South Korea's tax authority has officially announced it is considering a special investigation into companies suspected of intentionally depressing their stock prices.
This practice, often called 'stock price suppression,' is a serious issue that can harm ordinary investors. It typically involves controlling shareholders deliberately keeping their company's stock value low. The primary motivation is often to reduce the tax bill when transferring ownership or wealth to the next generation, as inheritance and gift taxes are calculated based on the stock's market price. For example, if a stock's fair value is $100 but is suppressed to $60, the tax savings on a large transfer of shares can be substantial.
So, why is this happening now? There are two main drivers. First, the National Tax Service (NTS) recently concluded a major eight-month investigation into unfair market activities, uncovering over ₩600 billion in hidden income. This success provides both the evidence and the momentum to tackle the more specific issue of price suppression. Second, there's strong political backing. The ruling party has made it a priority to pass new legislation, a so-called 'Stock Price Suppression Prevention Act,' to introduce measures like a minimum tax valuation for stocks trading at extremely low PBRs.
This isn't just about taxes, though. It's part of a much larger government initiative to reform the capital markets and resolve the 'Korea Discount'—the tendency for Korean companies to be valued lower than their global peers. This effort includes the 'Corporate Value-up Program,' which encourages companies to improve shareholder returns, and enhanced market monitoring systems that were implemented when short-selling was fully resumed. Essentially, the government is using a three-pronged approach: tax enforcement, new laws, and disclosure incentives.

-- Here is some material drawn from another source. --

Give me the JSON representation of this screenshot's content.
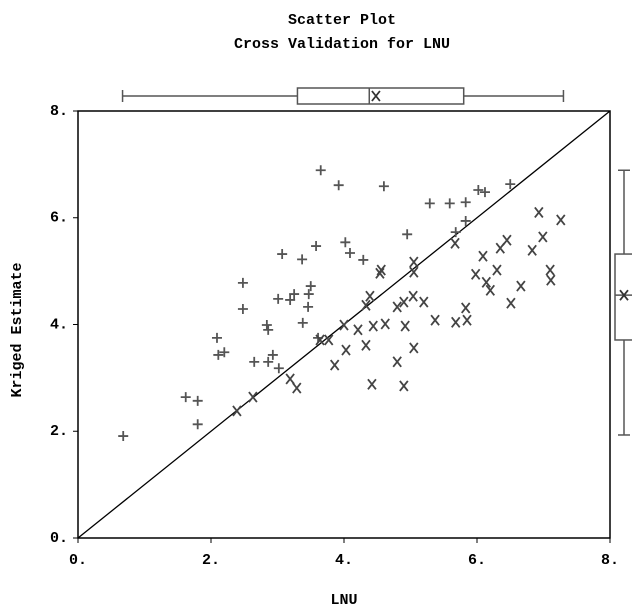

For investors, this signals a significant shift. The long-standing practice of prioritizing the interests of controlling families over minority shareholders is facing serious pushback. While this crackdown could create short-term volatility for the targeted companies, it represents a crucial step toward fairer markets and better corporate governance in the long run.
- Glossary:
- Stock Price Suppression: The practice of intentionally keeping a company's stock price low, often by controlling shareholders to reduce inheritance or gift tax burdens.
- PBR (Price-to-Book Ratio): A financial ratio comparing a company's market price to its book value. A PBR below 1 can suggest the stock is undervalued.
- Korea Discount: A term describing the tendency for South Korean companies to have lower valuations compared to similar firms in other countries, often attributed to issues like weak corporate governance and low dividend payouts.